There were no restrictions on trading hours in the early days. The Boolaroo store would open for the convenience of Sulphide Corporation employees on the 7.45am shift, enabling them to make their purchases. In this period the shop generally remained open until midnight.

The firm offered a free weekly delivery service from the earliest days. This covered a vast area including Swansea, Nords Wharf and Cams Wharf. Deliveries were also made to Catherine Hill Bay and the two nearby mining settlements of Middle Camp and Mine Camp. The firms Order Man would leave Boolaroo on horseback on Monday morning, travelling to Catherine Hill Bay and other places en route. As well as obtaining orders for groceries and other goods, the Order Man would collect payment from customers who were given fortnightly credit. On Tuesday morning he would collect orders and money from the Swansea district and in the afternoon would make his way to Boolaroo, via Belmont and Warners Bay.

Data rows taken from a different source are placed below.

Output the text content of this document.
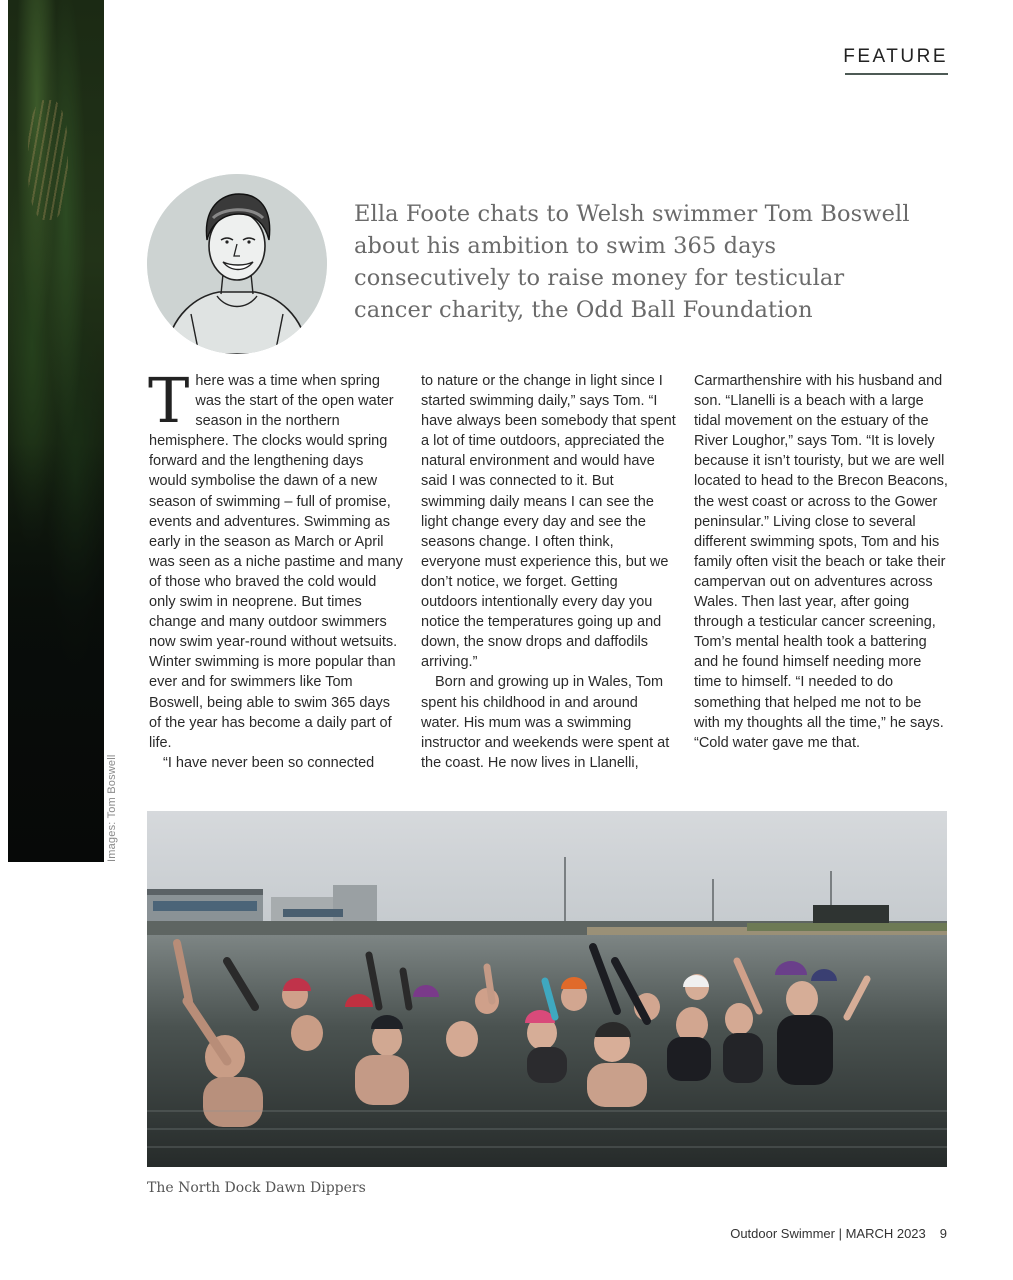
Images: Tom Boswell
FEATURE

Ella Foote chats to Welsh swimmer Tom Boswell about his ambition to swim 365 days consecutively to raise money for testicular cancer charity, the Odd Ball Foundation

There was a time when spring was the start of the open water season in the northern hemisphere. The clocks would spring forward and the lengthening days would symbolise the dawn of a new season of swimming – full of promise, events and adventures. Swimming as early in the season as March or April was seen as a niche pastime and many of those who braved the cold would only swim in neoprene. But times change and many outdoor swimmers now swim year-round without wetsuits. Winter swimming is more popular than ever and for swimmers like Tom Boswell, being able to swim 365 days of the year has become a daily part of life.

“I have never been so connected

to nature or the change in light since I started swimming daily,” says Tom. “I have always been somebody that spent a lot of time outdoors, appreciated the natural environment and would have said I was connected to it. But swimming daily means I can see the light change every day and see the seasons change. I often think, everyone must experience this, but we don’t notice, we forget. Getting outdoors intentionally every day you notice the temperatures going up and down, the snow drops and daffodils arriving.”

Born and growing up in Wales, Tom spent his childhood in and around water. His mum was a swimming instructor and weekends were spent at the coast. He now lives in Llanelli,

Carmarthenshire with his husband and son. “Llanelli is a beach with a large tidal movement on the estuary of the River Loughor,” says Tom. “It is lovely because it isn’t touristy, but we are well located to head to the Brecon Beacons, the west coast or across to the Gower peninsular.” Living close to several different swimming spots, Tom and his family often visit the beach or take their campervan out on adventures across Wales. Then last year, after going through a testicular cancer screening, Tom’s mental health took a battering and he found himself needing more time to himself. “I needed to do something that helped me not to be with my thoughts all the time,” he says. “Cold water gave me that.

The North Dock Dawn Dippers
Outdoor Swimmer | MARCH 2023 9
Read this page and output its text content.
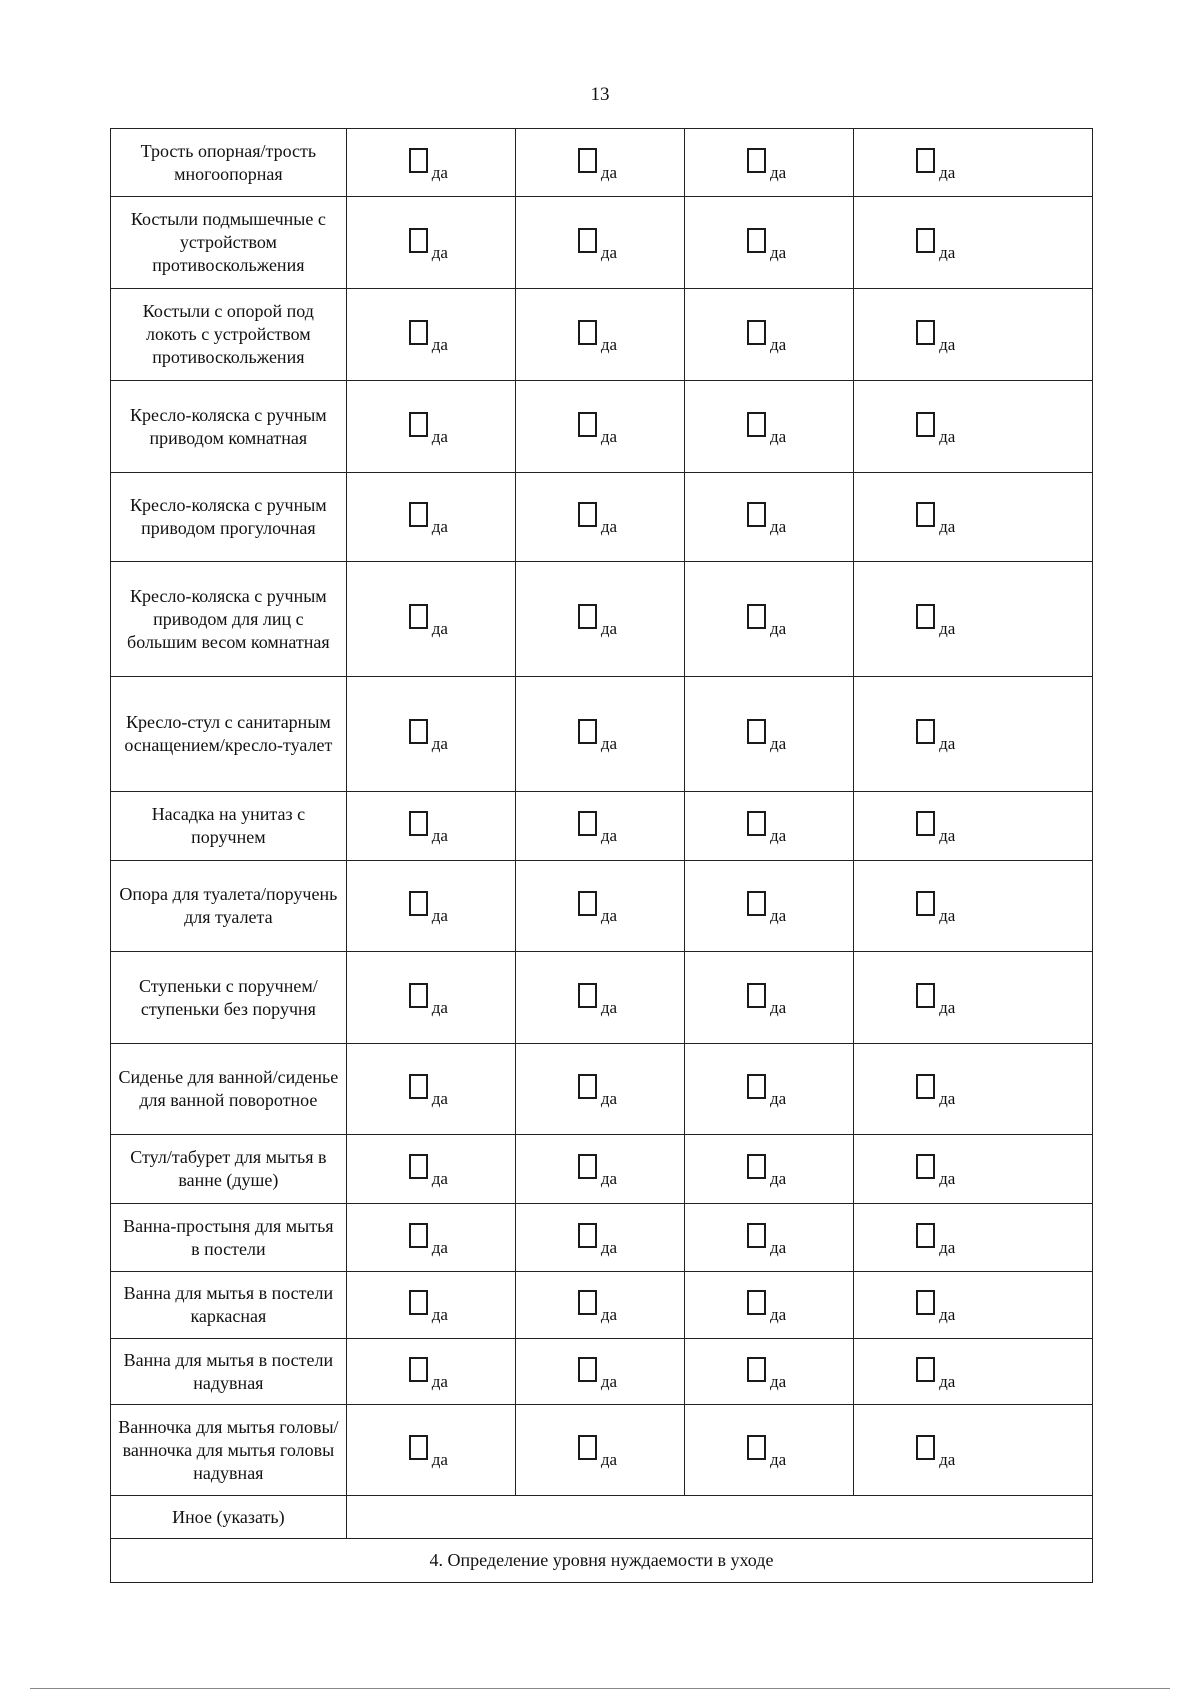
13
Трость опорная/трость многоопорная	да	да	да	да

Костыли подмышечные с устройством противоскольжения	да	да	да	да

Костыли с опорой под локоть с устройством противоскольжения	да	да	да	да

Кресло-коляска с ручным приводом комнатная	да	да	да	да

Кресло-коляска с ручным приводом прогулочная	да	да	да	да

Кресло-коляска с ручным приводом для лиц с большим весом комнатная	да	да	да	да

Кресло-стул с санитарным оснащением/кресло-туалет	да	да	да	да

Насадка на унитаз с поручнем	да	да	да	да

Опора для туалета/поручень для туалета	да	да	да	да

Ступеньки с поручнем/ступеньки без поручня	да	да	да	да

Сиденье для ванной/сиденье для ванной поворотное	да	да	да	да

Стул/табурет для мытья в ванне (душе)	да	да	да	да

Ванна-простыня для мытья в постели	да	да	да	да

Ванна для мытья в постели каркасная	да	да	да	да

Ванна для мытья в постели надувная	да	да	да	да

Ванночка для мытья головы/ванночка для мытья головы надувная	да	да	да	да

Иное (указать)				
4. Определение уровня нуждаемости в уходе				
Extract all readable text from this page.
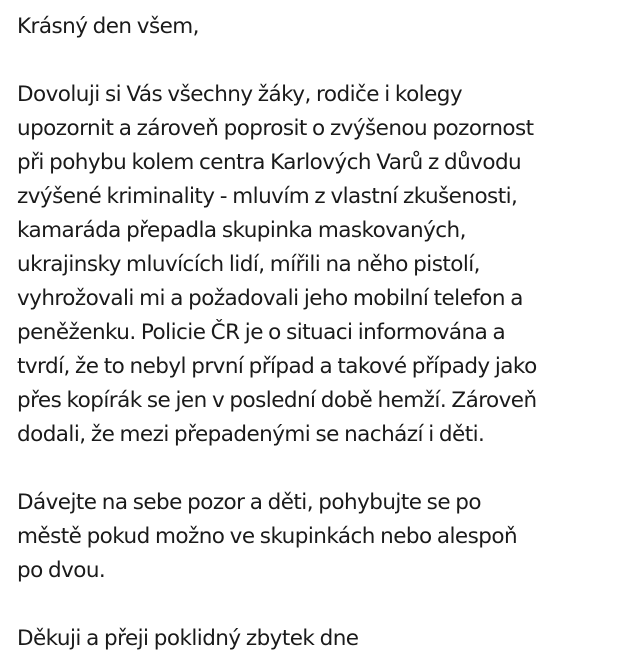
Krásný den všem,
Dovoluji si Vás všechny žáky, rodiče i kolegy
upozornit a zároveň poprosit o zvýšenou pozornost
při pohybu kolem centra Karlových Varů z důvodu
zvýšené kriminality - mluvím z vlastní zkušenosti,
kamaráda přepadla skupinka maskovaných,
ukrajinsky mluvících lidí, mířili na něho pistolí,
vyhrožovali mi a požadovali jeho mobilní telefon a
peněženku. Policie ČR je o situaci informována a
tvrdí, že to nebyl první případ a takové případy jako
přes kopírák se jen v poslední době hemží. Zároveň
dodali, že mezi přepadenými se nachází i děti.
Dávejte na sebe pozor a děti, pohybujte se po
městě pokud možno ve skupinkách nebo alespoň
po dvou.
Děkuji a přeji poklidný zbytek dne
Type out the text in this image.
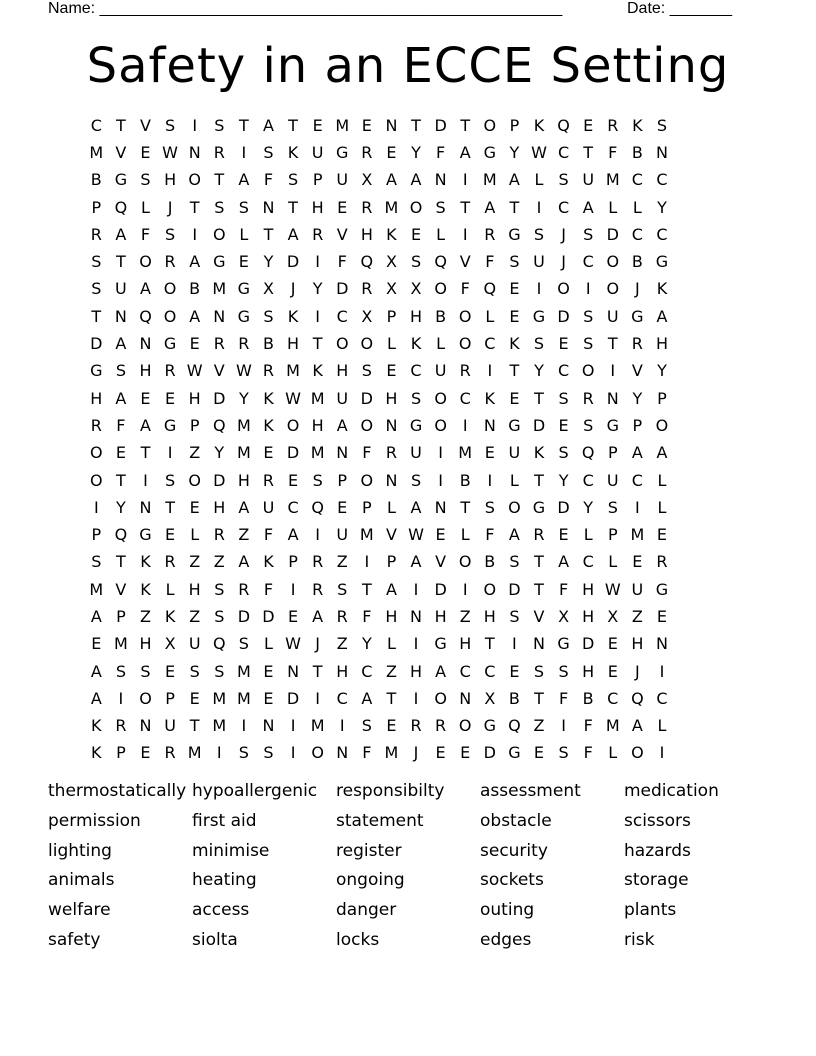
Name: ____________________________________________________	Date: _______
Safety in an ECCE Setting
C T V S	I	S T A T E M E N T D T O P K Q E R K S
M V E W N R	I	S K U G R E Y F A G Y W C T F B N
B G S H O T A F S P U X A A N	I M A L S U M C C
P Q L	J	T S S N T H E R M O S T A T	I	C A L L Y
R A F S	I O L T A R V H K E L	I	R G S	J	S D C C
S T O R A G E Y D	I	F Q X S Q V F S U	J	C O B G
S U A O B M G X	J	Y D R X X O F Q E	I O I O J	K
T N Q O A N G S K	I	C X P H B O L E G D S U G A
D A N G E R R B H T O O L K L O C K S E S T R H
G S H R W V W R M K H S E C U R	I	T Y C O I	V Y
H A E E H D Y K W M U D H S O C K E T S R N Y P
R F A G P Q M K O H A O N G O I	N G D E S G P O
O E T	I	Z Y M E D M N F R U	I M E U K S Q P A A
O T	I	S O D H R E S P O N S	I	B	I	L T Y C U C L
I	Y N T E H A U C Q E P L A N T S O G D Y S	I	L
P Q G E L R Z F A	I	U M V W E L F A R E L P M E
S T K R Z Z A K P R Z	I	P A V O B S T A C L E R
M V K L H S R F	I	R S T A	I	D	I O D T F H W U G
A P Z K Z S D D E A R F H N H Z H S V X H X Z E
E M H X U Q S L W J	Z Y L	I	G H T	I	N G D E H N
A S S E S S M E N T H C Z H A C C E S S H E	J	I
A	I O P E M M E D	I	C A T	I O N X B T F B C Q C
K R N U T M I	N	I M I	S E R R O G Q Z	I	F M A L
K P E R M I	S S	I O N F M J	E E D G E S F L O I
thermostatically hypoallergenic	responsibilty	assessment	medication
permission	first aid	statement	obstacle	scissors
lighting	minimise	register	security	hazards
animals	heating	ongoing	sockets	storage
welfare	access	danger	outing	plants
safety	siolta	locks	edges	risk
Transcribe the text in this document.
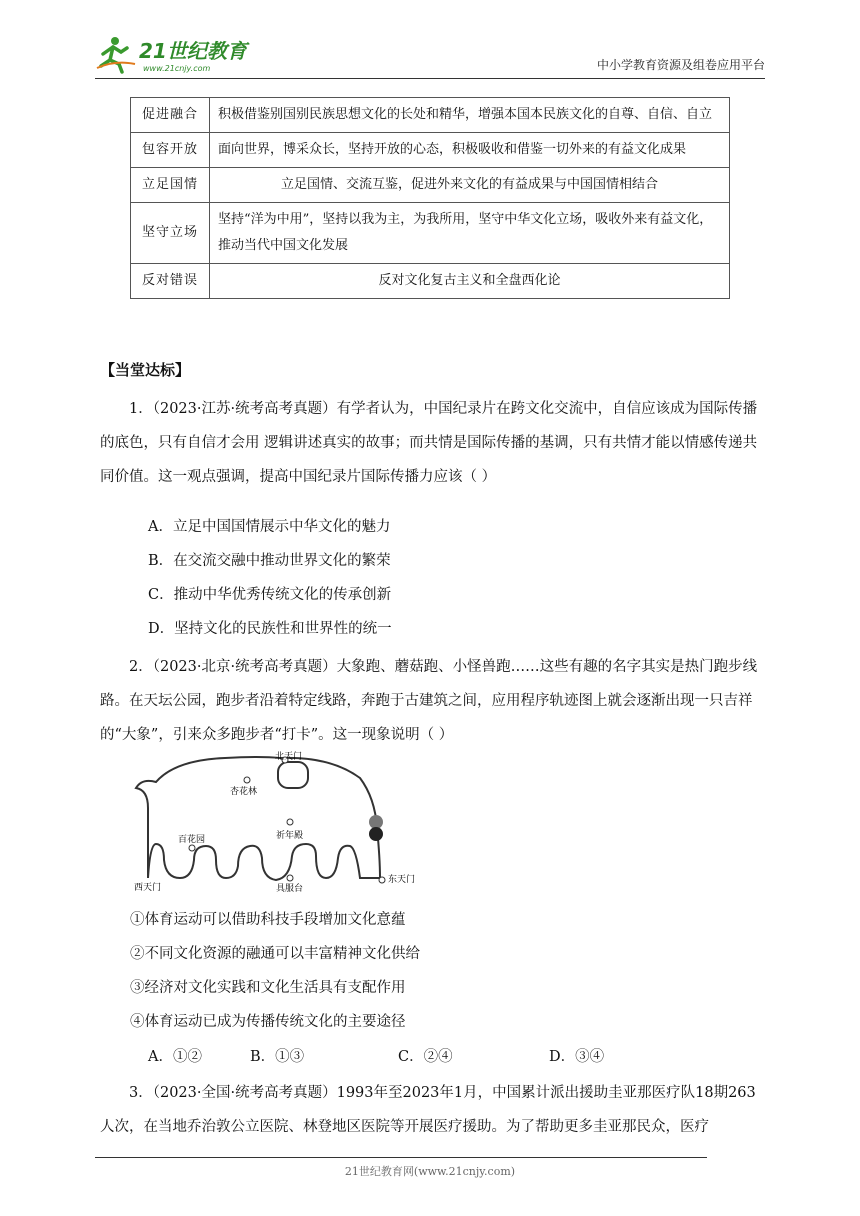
21世纪教育
www.21cnjy.com	中小学教育资源及组卷应用平台
促进融合	积极借鉴别国别民族思想文化的长处和精华，增强本国本民族文化的自尊、自信、自立
包容开放	面向世界，博采众长，坚持开放的心态，积极吸收和借鉴一切外来的有益文化成果
立足国情	立足国情、交流互鉴，促进外来文化的有益成果与中国国情相结合
坚守立场	坚持“洋为中用”，坚持以我为主，为我所用，坚守中华文化立场，吸收外来有益文化，推动当代中国文化发展
反对错误	反对文化复古主义和全盘西化论
【当堂达标】
1．（2023·江苏·统考高考真题）有学者认为，中国纪录片在跨文化交流中，自信应该成为国际传播的底色，只有自信才会用 逻辑讲述真实的故事；而共情是国际传播的基调，只有共情才能以情感传递共同价值。这一观点强调，提高中国纪录片国际传播力应该（ ）
A．立足中国国情展示中华文化的魅力
B．在交流交融中推动世界文化的繁荣
C．推动中华优秀传统文化的传承创新
D．坚持文化的民族性和世界性的统一
2．（2023·北京·统考高考真题）大象跑、蘑菇跑、小怪兽跑……这些有趣的名字其实是热门跑步线路。在天坛公园，跑步者沿着特定线路，奔跑于古建筑之间，应用程序轨迹图上就会逐渐出现一只吉祥的“大象”，引来众多跑步者“打卡”。这一现象说明（ ）
北天门
杏花林
百花园	祈年殿
东天门
西天门	具服台
①体育运动可以借助科技手段增加文化意蕴
②不同文化资源的融通可以丰富精神文化供给
③经济对文化实践和文化生活具有支配作用
④体育运动已成为传播传统文化的主要途径
A．①②	B．①③	C．②④	D．③④
3．（2023·全国·统考高考真题）1993年至2023年1月，中国累计派出援助圭亚那医疗队18期263人次，在当地乔治敦公立医院、林登地区医院等开展医疗援助。为了帮助更多圭亚那民众，医疗
21世纪教育网(www.21cnjy.com)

Each order would be packed in brown paper bags, labelled and taken to the jetty, either at the end of Second Street or at Speers Point, where 'Fisho' Jack Richardson would take them by launch and barge to Swansea. Jim Masters, the contract delivery man, would then complete the delivery. Other deliveries from Boolaroo Store made by horse and cart included Speers Point, Warners Bay, Cardiff, Young Wallsend (Edgeworth) and Holmesville. T C Frith even had butter and milk carts plying nearby suburbs including West Wallsend, Holmesville and Young Wallsend.

1904-6 saw an economic downturn resulting in extensive unemployment. Work was virtually non-existent and T C encouraged unemployed men to seek work wherever possible. He pledged to feed their families while there was food on the premises. Reassured, the unemployed travelled far afield seeking work. Men even travelled abroad to Canada and South Africa. Some returned years later and others sent for their families. Yet one and all made every effort to pay their debts and even after twenty five years or so, money was still being received by the firm from all over the world. As late as 1956 debts were still being honoured.

photo: frith's mercery, smart street charlestown.

T C Frith always remembered the difficulties he had experienced in his early days and the support received from the closely knit mining community of Plattsburg. He continually defended the coalminers, speaking of their absolute integrity when others in the community berated them for their militancy.

T C Frith was a Retail Traders' Association representative on the Conciliation Committee dealing with awards, and his adherence to social justice often resulted in employees gaining improved conditions superior to those sought by the union. He maintained that a dignified trade demanded a dignified wage to attract the best type of men. He always asked staff to join the Shop Assistants' Union and his employees were 100% unionists long before compulsory unionism was sought by trade unions.

As the Boolaroo venture expanded over the years he opened stores at Teralba (1906), Toronto (1923) and Warners Bay. Sadly, in the latter part of the last century the stores hit hard times and the empire was wound up. The Teralba Store ceased trading in the late 1960s though some trading continued under the Frith banner for some time afterwards. The Boolaroo store closed in 1990.

photo: lake macquarie councillors 1920-1922

TC Frith was a major figure in the Lake Macquarie community and was well known as a philanthropic figure. He was an Alderman on Lake Macquarie Shire council from 1917-1922, serving as president of Lake Macquarie in 1920. He was instrumental in light and power coming to Boolaroo and in the establishment of the first ambulance service in the shire. He was foundation Master of Lodge Speers Point and trustee of Boolaroo Methodist Church. The Boolaroo Bowling Club site was established by Frith in 1927 “to provide recreation for the men of Boolaroo” and he was club founder and its first president. During the Depression and through mine strikes Frith stores gave credit to hardhit families, Frith saying "I will feed the miners and their families while ever I have goods in my store. I will trust every man on his own merit."